I m using system GCC on Linux Mint 16 Petra, an Ubuntu derivative. Here s the gcc version:

$ gcc --version
gcc (Ubuntu/Linaro 4.8.1-10ubuntu9) 4.8.1

正如其他海报所指出的,这一选择在浮动点是不可能的,因为浮动点算术并非关联。

Answer 6

Because a 32-bit floating-point number - such as 1.024 - is not 1.024. In a computer, 1.024 is an interval: from (1.024-e) to (1.024+e), where "e" represents an error. Some people fail to realize this and also believe that * in a*a stands for multiplication of arbitrary-precision numbers without there being any errors attached to those numbers. The reason why some people fail to realize this is perhaps the math computations they exercised in elementary schools: working only with ideal numbers without errors attached, and believing that it is OK to simply ignore "e" while performing multiplication. They do not see the "e" implicit in "float a=1.2", "a*a*a" and similar C codes.

Should majority of programmers recognize (and be able to execute on) the idea that C expression a*a*a*a*a*a is not actually working with ideal numbers, the GCC compiler would then be FREE to optimize "a*a*a*a*a*a" into say "t=(a*a); t*t*t" which requires a smaller number of multiplications. But unfortunately, the GCC compiler does not know whether the programmer writing the code thinks that "a" is a number with or without an error. And so GCC will only do what the source code looks like - because that is what GCC sees with its "naked eye".

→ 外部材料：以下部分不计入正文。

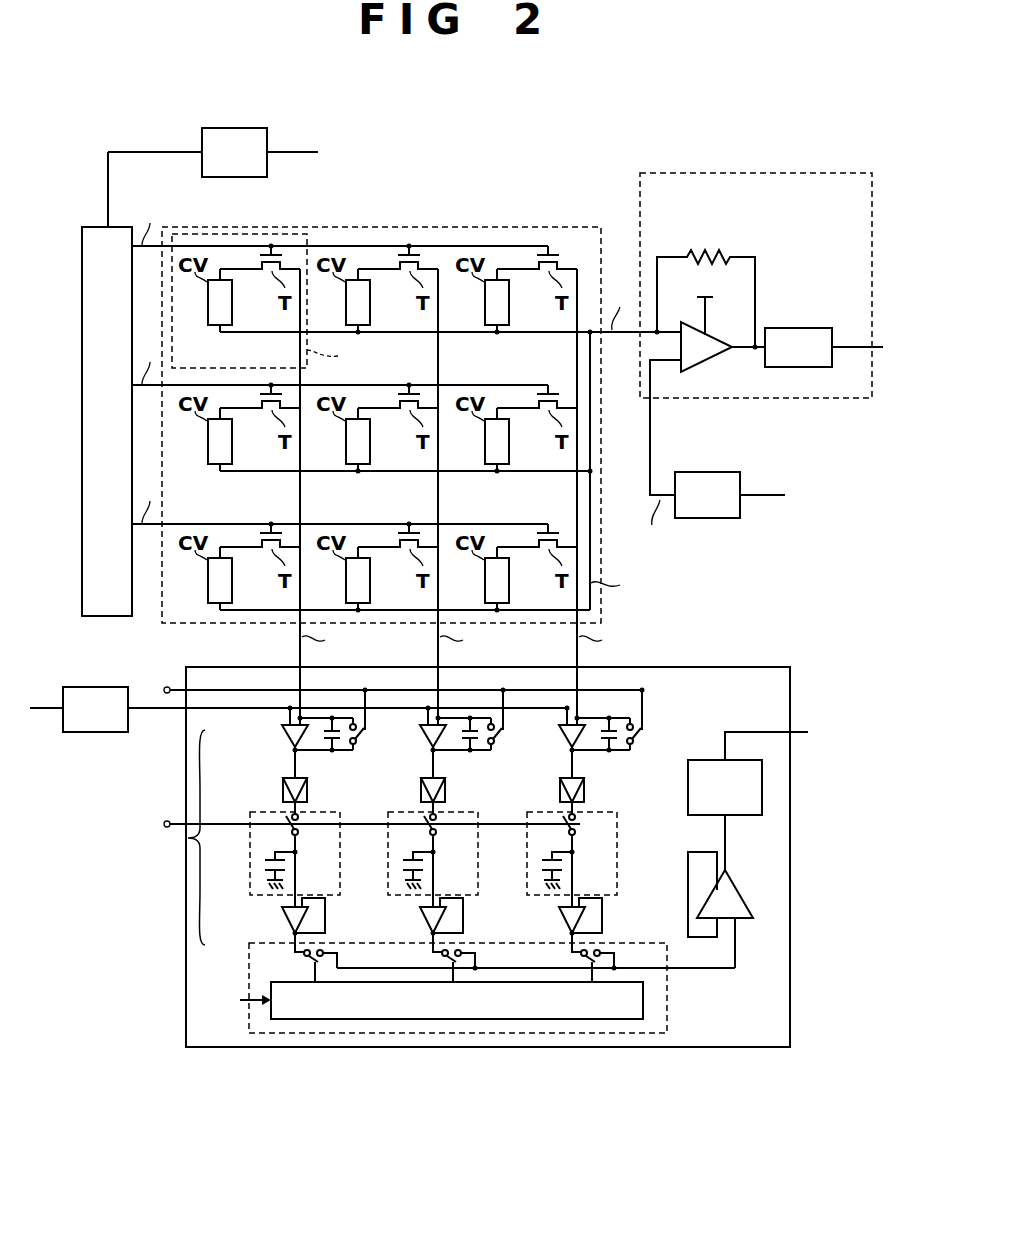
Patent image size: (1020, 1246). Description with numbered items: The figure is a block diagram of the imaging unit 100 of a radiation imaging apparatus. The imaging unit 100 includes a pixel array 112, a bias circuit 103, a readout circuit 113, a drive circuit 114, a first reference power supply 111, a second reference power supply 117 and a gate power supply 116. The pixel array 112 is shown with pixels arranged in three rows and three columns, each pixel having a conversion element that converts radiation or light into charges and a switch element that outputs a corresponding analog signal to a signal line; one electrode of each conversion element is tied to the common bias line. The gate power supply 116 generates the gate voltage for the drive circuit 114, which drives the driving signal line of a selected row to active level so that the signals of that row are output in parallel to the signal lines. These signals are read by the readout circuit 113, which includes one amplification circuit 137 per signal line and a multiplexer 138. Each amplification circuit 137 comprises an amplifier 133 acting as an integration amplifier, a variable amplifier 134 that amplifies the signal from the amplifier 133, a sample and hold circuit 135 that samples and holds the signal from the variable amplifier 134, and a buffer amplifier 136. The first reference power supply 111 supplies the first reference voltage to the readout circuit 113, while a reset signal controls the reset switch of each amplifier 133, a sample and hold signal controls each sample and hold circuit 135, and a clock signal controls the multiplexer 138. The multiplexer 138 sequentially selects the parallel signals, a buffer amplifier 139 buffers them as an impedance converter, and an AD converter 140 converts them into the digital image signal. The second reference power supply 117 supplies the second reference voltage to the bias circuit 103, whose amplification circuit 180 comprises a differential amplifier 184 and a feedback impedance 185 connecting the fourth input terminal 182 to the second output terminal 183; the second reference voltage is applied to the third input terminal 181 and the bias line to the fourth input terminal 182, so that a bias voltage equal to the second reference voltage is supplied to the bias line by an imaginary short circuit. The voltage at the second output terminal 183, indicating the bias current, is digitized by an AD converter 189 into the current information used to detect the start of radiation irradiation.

The imaging unit 100 is at (781, 1106).
The bias circuit 103 is at (818, 172).
The first reference power supply 111 is at (88, 686).
The pixel array 112 is at (565, 226).
The readout circuit 113 is at (186, 940).
The drive circuit 114 is at (107, 421).
The gate power supply 116 is at (237, 128).
The second reference power supply 117 is at (720, 464).
The amplifier 133 is at (436, 720).
The variable amplifier 134 is at (404, 782).
The sample and hold circuit 135 is at (410, 859).
The buffer amplifier 136 is at (419, 940).
The amplification circuit 137 is at (188, 838).
The multiplexer 138 is at (668, 1005).
The buffer amplifier 139 is at (745, 890).
The AD converter 140 is at (683, 792).
The amplification circuit 180 is at (688, 238).
The third input terminal 181 is at (675, 376).
The fourth input terminal 182 is at (677, 324).
The second output terminal 183 is at (742, 352).
The differential amplifier 184 is at (707, 361).
The feedback impedance 185 is at (727, 249).
The AD converter 189 is at (790, 328).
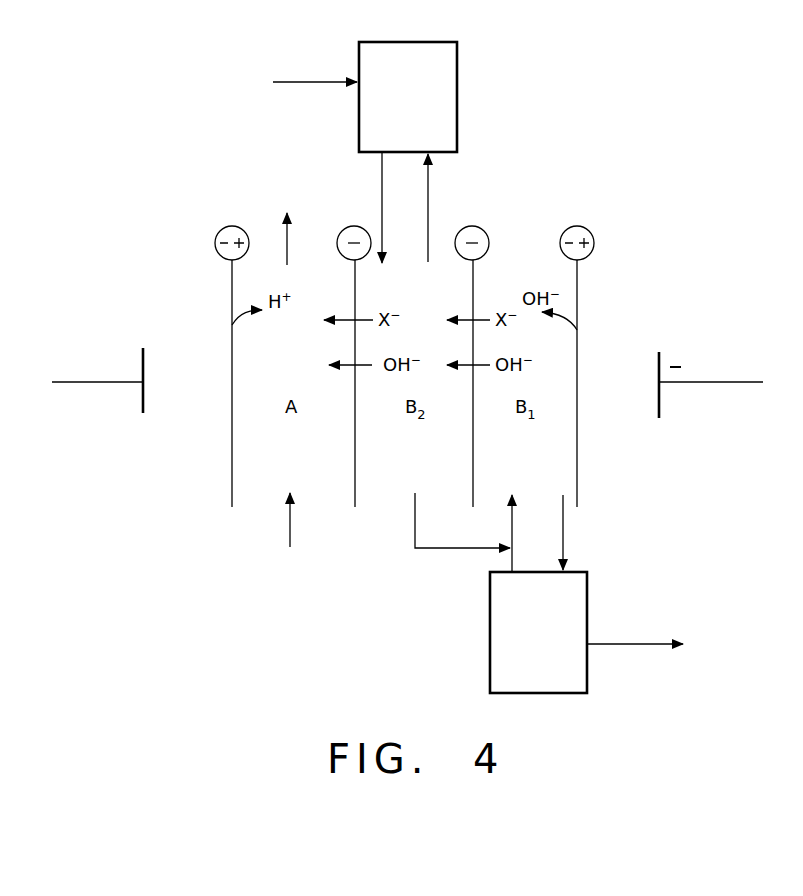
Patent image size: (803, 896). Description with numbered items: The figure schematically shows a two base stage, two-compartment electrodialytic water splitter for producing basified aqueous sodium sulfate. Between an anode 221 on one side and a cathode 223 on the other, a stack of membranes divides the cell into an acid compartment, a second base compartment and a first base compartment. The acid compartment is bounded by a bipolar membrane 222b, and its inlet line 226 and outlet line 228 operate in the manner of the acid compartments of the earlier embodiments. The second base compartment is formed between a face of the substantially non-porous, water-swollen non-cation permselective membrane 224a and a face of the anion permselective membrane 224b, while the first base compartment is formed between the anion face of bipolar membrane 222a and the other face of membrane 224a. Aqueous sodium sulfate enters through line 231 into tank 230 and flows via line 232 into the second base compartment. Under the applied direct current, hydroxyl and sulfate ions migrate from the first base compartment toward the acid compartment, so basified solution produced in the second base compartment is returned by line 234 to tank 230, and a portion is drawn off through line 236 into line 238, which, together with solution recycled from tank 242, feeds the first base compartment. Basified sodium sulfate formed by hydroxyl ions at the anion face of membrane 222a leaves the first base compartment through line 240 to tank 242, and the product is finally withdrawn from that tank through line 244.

The anode 221 is at (102, 385).
The bipolar membrane 222a is at (578, 480).
The bipolar membrane 222b is at (233, 480).
The cathode 223 is at (715, 385).
The substantially non-porous, water-swollen non-cation permselective membrane 224a is at (473, 481).
The anion permselective membrane 224b is at (357, 485).
The acid compartment inlet line 226 is at (288, 535).
The acid compartment outlet line 228 is at (283, 228).
The tank 230 is at (457, 57).
The line 231 is at (298, 82).
The line 232 is at (382, 186).
The line 234 is at (430, 193).
The line 236 is at (433, 548).
The line 238 is at (513, 522).
The line 240 is at (565, 541).
The tank 242 is at (500, 683).
The line 244 is at (617, 645).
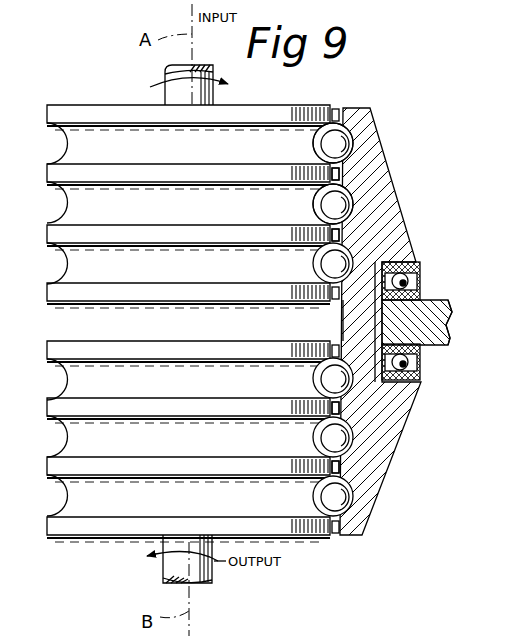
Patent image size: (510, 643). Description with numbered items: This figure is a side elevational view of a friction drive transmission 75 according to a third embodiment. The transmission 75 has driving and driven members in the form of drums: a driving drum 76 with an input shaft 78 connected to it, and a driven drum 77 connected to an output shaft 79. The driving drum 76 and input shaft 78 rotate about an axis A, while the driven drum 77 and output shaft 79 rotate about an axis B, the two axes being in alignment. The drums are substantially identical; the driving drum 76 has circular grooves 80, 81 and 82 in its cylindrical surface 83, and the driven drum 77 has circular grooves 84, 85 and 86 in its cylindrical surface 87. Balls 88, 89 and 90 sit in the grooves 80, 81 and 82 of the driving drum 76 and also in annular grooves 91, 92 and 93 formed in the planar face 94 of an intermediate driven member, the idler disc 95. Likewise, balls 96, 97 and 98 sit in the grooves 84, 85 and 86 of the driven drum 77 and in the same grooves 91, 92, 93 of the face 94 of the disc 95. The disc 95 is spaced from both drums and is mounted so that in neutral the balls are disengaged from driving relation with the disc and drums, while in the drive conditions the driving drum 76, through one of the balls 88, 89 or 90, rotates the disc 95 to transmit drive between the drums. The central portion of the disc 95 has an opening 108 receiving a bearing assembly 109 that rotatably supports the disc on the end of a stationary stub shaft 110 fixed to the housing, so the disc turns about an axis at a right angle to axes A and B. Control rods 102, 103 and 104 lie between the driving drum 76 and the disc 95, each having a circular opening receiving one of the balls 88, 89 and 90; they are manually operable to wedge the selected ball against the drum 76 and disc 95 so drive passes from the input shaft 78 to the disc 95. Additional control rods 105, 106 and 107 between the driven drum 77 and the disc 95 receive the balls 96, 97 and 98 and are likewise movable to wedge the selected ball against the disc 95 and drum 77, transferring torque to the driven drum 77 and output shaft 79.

The transmission 75 is at (301, 91).
The driving drum 76 is at (178, 182).
The driven drum 77 is at (178, 426).
The input shaft 78 is at (168, 85).
The output shaft 79 is at (212, 578).
The circular groove 80 is at (67, 264).
The circular groove 81 is at (66, 213).
The circular groove 82 is at (66, 141).
The cylindrical surface 83 is at (47, 170).
The circular groove 84 is at (67, 378).
The circular groove 85 is at (67, 440).
The circular groove 86 is at (67, 497).
The cylindrical surface 87 is at (47, 406).
The ball 88 is at (352, 258).
The ball 89 is at (352, 197).
The ball 90 is at (352, 134).
The annular groove 91 is at (380, 268).
The annular groove 92 is at (352, 212).
The annular groove 93 is at (352, 151).
The planar face 94 is at (338, 301).
The idler disc 95 is at (373, 118).
The ball 96 is at (352, 379).
The ball 97 is at (352, 441).
The ball 98 is at (352, 497).
The control rod 102 is at (344, 110).
The control rod 103 is at (345, 173).
The control rod 104 is at (345, 233).
The control rod 105 is at (342, 345).
The control rod 106 is at (345, 411).
The control rod 107 is at (345, 471).
The opening 108 is at (420, 318).
The bearing assembly 109 is at (423, 373).
The stub shaft 110 is at (447, 303).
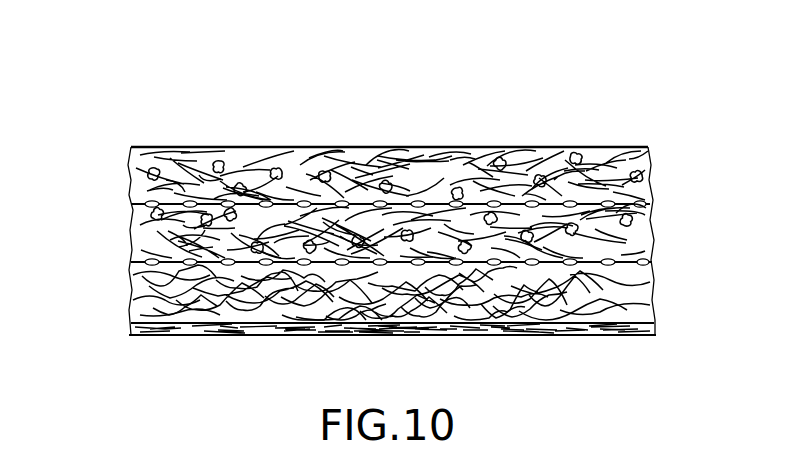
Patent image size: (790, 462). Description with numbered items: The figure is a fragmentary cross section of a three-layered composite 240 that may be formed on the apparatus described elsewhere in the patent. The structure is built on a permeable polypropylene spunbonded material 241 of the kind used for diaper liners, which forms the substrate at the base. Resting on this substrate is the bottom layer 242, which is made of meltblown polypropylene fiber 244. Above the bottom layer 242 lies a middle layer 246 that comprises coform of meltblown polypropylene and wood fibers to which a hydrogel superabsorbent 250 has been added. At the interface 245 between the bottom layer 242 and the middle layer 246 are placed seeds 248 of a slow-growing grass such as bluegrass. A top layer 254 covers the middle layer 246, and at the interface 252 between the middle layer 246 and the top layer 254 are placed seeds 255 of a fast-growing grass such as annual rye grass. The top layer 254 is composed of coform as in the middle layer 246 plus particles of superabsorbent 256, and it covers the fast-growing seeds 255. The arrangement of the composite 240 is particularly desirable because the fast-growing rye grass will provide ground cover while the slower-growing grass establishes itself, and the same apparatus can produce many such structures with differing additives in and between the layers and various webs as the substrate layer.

The composite 240 is at (254, 89).
The permeable polypropylene spunbonded material 241 is at (178, 328).
The bottom layer 242 is at (653, 284).
The meltblown polypropylene fiber 244 is at (130, 304).
The interface 245 is at (130, 258).
The layer 246 is at (652, 222).
The seeds 248 is at (652, 258).
The hydrogel superabsorbent 250 is at (130, 220).
The interface 252 is at (130, 193).
The top layer 254 is at (648, 160).
The seeds 255 is at (651, 200).
The superabsorbent 256 is at (130, 163).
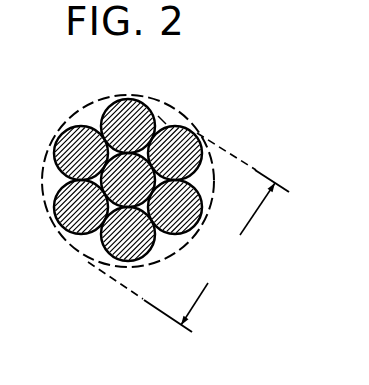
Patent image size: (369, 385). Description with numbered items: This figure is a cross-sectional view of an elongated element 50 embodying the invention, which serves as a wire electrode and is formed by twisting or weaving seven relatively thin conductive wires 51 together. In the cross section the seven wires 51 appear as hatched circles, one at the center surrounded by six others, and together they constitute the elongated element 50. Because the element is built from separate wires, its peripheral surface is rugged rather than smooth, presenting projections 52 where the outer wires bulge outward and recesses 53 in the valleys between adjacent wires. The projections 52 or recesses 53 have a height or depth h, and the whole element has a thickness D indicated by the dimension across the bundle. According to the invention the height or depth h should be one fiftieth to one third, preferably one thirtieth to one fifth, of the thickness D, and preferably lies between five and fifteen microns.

The elongated element 50 is at (285, 119).
The thin conductive wires 51 is at (199, 134).
The projections 52 is at (131, 103).
The recesses 53 is at (90, 112).
The height or depth of projections or recesses h is at (162, 119).
The thickness of the elongated element D is at (188, 232).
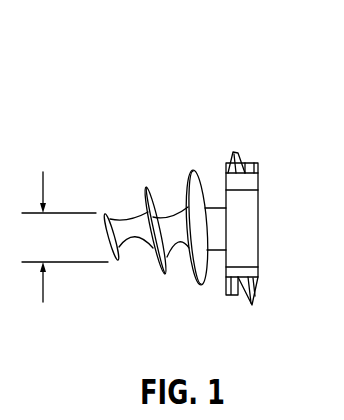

......一旦你知道哪一类方案管理员you,你就可以使用“-ffast-math”的开关,告诉海合会,“我知道我做什么”。这将使海合会能够将*a*a*a*a*a*a*a*a*a*a改成不同的案文——它从*a*a*a*a*a*a*a*a*a看不出,但仍在*a*a*a*a*a*a*a的错误中计算一些。这是大韩民国的,因为你已经知道你的工作是定期的,而不是理想的人数。

Answer 7

No posters have mentioned the contraction of floating expressions yet (ISO C standard, 6.5p8 and 7.12.2). If the FP_CONTRACT pragma is set to ON, the compiler is allowed to regard an expression such as a*a*a*a*a*a as a single operation, as if evaluated exactly with a single rounding. For instance, a compiler may replace it by an internal power function that is both faster and more accurate. This is particularly interesting as the behavior is partly controlled by the programmer directly in the source code, while compiler options provided by the end user may sometimes be used incorrectly.

<代码>的违约状态 FP_CONTRACT pragma is implementation- Defin, so that a codificationer is granted to do suchmaxations byault. 因此,需要严格遵守ISO 754规则的便携式代码应当明确将其编号为。

If a compiler doesn t support this pragma, it must be conservative by avoiding any such optimization, in case the developer has chosen to set it to OFF.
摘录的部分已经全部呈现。